Ongoing impact of the economic "stutter".....

A few interesting stories in the business pages today, giving a good range of examples of the real impact of the current economic slowdown.

Taylor Wimpey reportedly needing an emergency £400m in funds this week illustrates the current impact of falling share prices and a slow down in the housing market, particularly in selling the new houses recently built. Lack of demand will only get worse over the next couple of years if the doomsayers are proven right, so Norman Askew and Peter Redfern (Chairman and CEO respectively) have their work cut out to reposition the business with a share price down from over 350p a year ago to 62p last Friday. A portfolio of empty new houses in a market with dramatically reduced numbers of buyers doesn't bode well though.

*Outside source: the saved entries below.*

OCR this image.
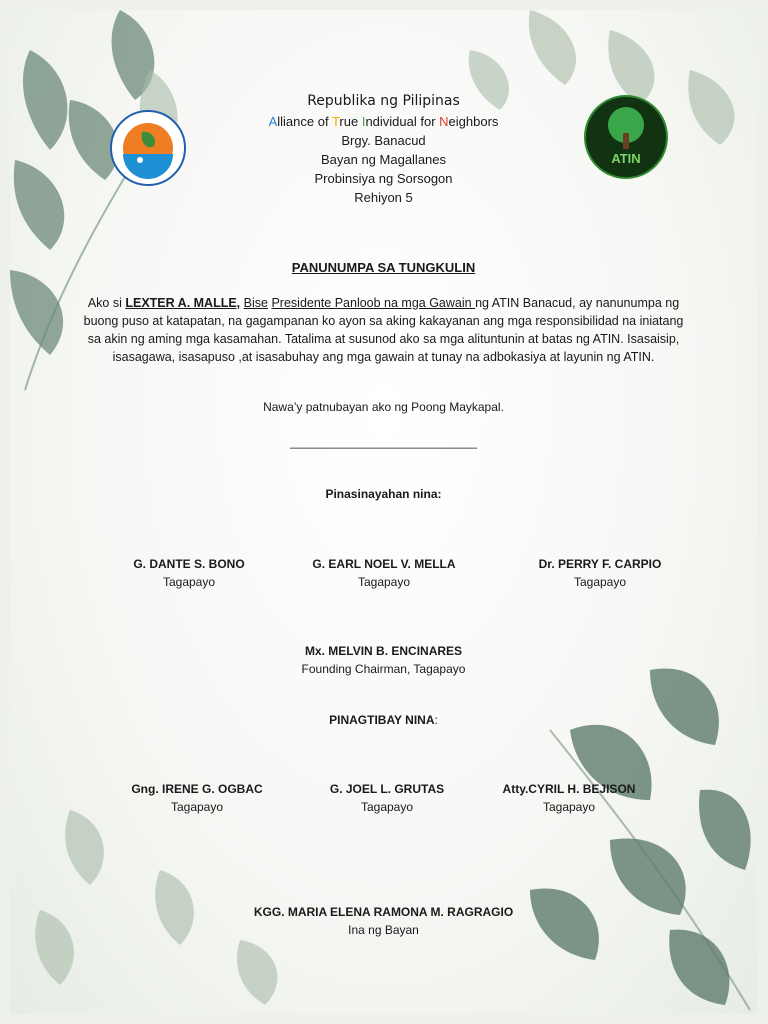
ATIN
Republika ng Pilipinas
Alliance of True Individual for Neighbors
Brgy. Banacud
Bayan ng Magallanes
Probinsiya ng Sorsogon
Rehiyon 5
PANUNUMPA SA TUNGKULIN
Ako si LEXTER A. MALLE, Bise Presidente Panloob na mga Gawain ng ATIN Banacud, ay nanunumpa ng buong puso at katapatan, na gagampanan ko ayon sa aking kakayanan ang mga responsibilidad na iniatang sa akin ng aming mga kasamahan. Tatalima at susunod ako sa mga alituntunin at batas ng ATIN. Isasaisip, isasagawa, isasapuso ,at isasabuhay ang mga gawain at tunay na adbokasiya at layunin ng ATIN.
Nawa’y patnubayan ako ng Poong Maykapal.
____________________________
Pinasinayahan nina:
G. DANTE S. BONO
Tagapayo
G. EARL NOEL V. MELLA
Tagapayo
Dr. PERRY F. CARPIO
Tagapayo
Mx. MELVIN B. ENCINARES
Founding Chairman, Tagapayo
PINAGTIBAY NINA:
Gng. IRENE G. OGBAC
Tagapayo
G. JOEL L. GRUTAS
Tagapayo
Atty.CYRIL H. BEJISON
Tagapayo
KGG. MARIA ELENA RAMONA M. RAGRAGIO
Ina ng Bayan
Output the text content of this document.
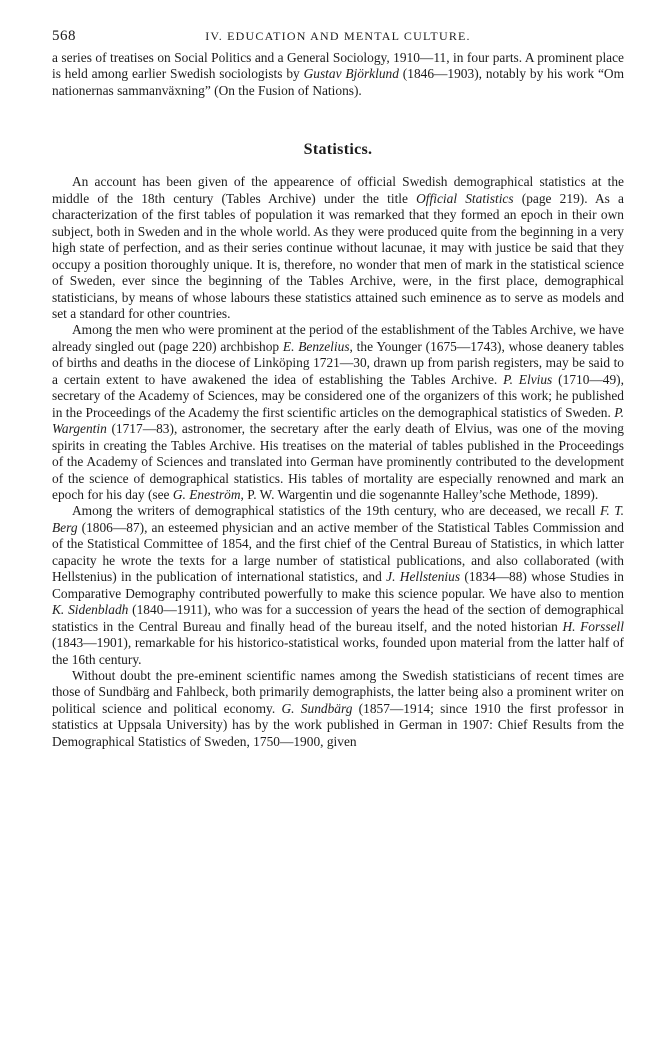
568	IV. EDUCATION AND MENTAL CULTURE.

a series of treatises on Social Politics and a General Sociology, 1910—11, in four parts. A prominent place is held among earlier Swedish sociologists by Gustav Björklund (1846—1903), notably by his work “Om nationernas sammanväxning” (On the Fusion of Nations).

Statistics.

An account has been given of the appearence of official Swedish demographical statistics at the middle of the 18th century (Tables Archive) under the title Official Statistics (page 219). As a characterization of the first tables of population it was remarked that they formed an epoch in their own subject, both in Sweden and in the whole world. As they were produced quite from the beginning in a very high state of perfection, and as their series continue without lacunae, it may with justice be said that they occupy a position thoroughly unique. It is, therefore, no wonder that men of mark in the statistical science of Sweden, ever since the beginning of the Tables Archive, were, in the first place, demographical statisticians, by means of whose labours these statistics attained such eminence as to serve as models and set a standard for other countries.

Among the men who were prominent at the period of the establishment of the Tables Archive, we have already singled out (page 220) archbishop E. Benzelius, the Younger (1675—1743), whose deanery tables of births and deaths in the diocese of Linköping 1721—30, drawn up from parish registers, may be said to a certain extent to have awakened the idea of establishing the Tables Archive. P. Elvius (1710—49), secretary of the Academy of Sciences, may be considered one of the organizers of this work; he published in the Proceedings of the Academy the first scientific articles on the demographical statistics of Sweden. P. Wargentin (1717—83), astronomer, the secretary after the early death of Elvius, was one of the moving spirits in creating the Tables Archive. His treatises on the material of tables published in the Proceedings of the Academy of Sciences and translated into German have prominently contributed to the development of the science of demographical statistics. His tables of mortality are especially renowned and mark an epoch for his day (see G. Eneström, P. W. Wargentin und die sogenannte Halley’sche Methode, 1899).

Among the writers of demographical statistics of the 19th century, who are deceased, we recall F. T. Berg (1806—87), an esteemed physician and an active member of the Statistical Tables Commission and of the Statistical Committee of 1854, and the first chief of the Central Bureau of Statistics, in which latter capacity he wrote the texts for a large number of statistical publications, and also collaborated (with Hellstenius) in the publication of international statistics, and J. Hellstenius (1834—88) whose Studies in Comparative Demography contributed powerfully to make this science popular. We have also to mention K. Sidenbladh (1840—1911), who was for a succession of years the head of the section of demographical statistics in the Central Bureau and finally head of the bureau itself, and the noted historian H. Forssell (1843—1901), remarkable for his historico-statistical works, founded upon material from the latter half of the 16th century.

Without doubt the pre-eminent scientific names among the Swedish statisticians of recent times are those of Sundbärg and Fahlbeck, both primarily demographists, the latter being also a prominent writer on political science and political economy. G. Sundbärg (1857—1914; since 1910 the first professor in statistics at Uppsala University) has by the work published in German in 1907: Chief Results from the Demographical Statistics of Sweden, 1750—1900, given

On the other hand, Aldi, everyone's favourite discount supermarket chain, is taking a very bullish view of the situation, based partly on their 21% sales growth in the last 3 months, as measured by TNS. In their view, the current economic situation is only going to work in their favour, and to that extent, they are spending £1.5bn on a 5 year expansion plan in the UK. This would increase the estate from 400 to 1500 stores, giving it a much greater presence across the country. My view on Aldi as a brand isn't shaped by marketing communications, of which I've seen little, but by some limited first hand experience of the stores. Have to admit I was surprised by the product range and the pricing, and I'd like to see the expansion backed by some marketing to drive trial, I think it would pay back handsomely.

Final mention today for The Sunday Times Business section, and the Focus article on page 5 - "Back to the Great Depresssion?" Wall Street has had its worst June since 1930, and looks likely to have lost 10% of its value in June this year. Well written article, though I have a nagging doubt at the back of my mind that we are all talking ourselves into a state of panic, but a great statistic is included.

Fortis, the Belgian-Dutch financial group, sees the price of crude oil averaging $171 a barrel next year. In contrast, Royal Bank of Scotland sees an average price of $86 next year. When instiutional predictions can have a range this great, then we're in the Kingdom of the Crystal Ball. One thing is for certain, it does look like it's going to get worse before it starts getting any better.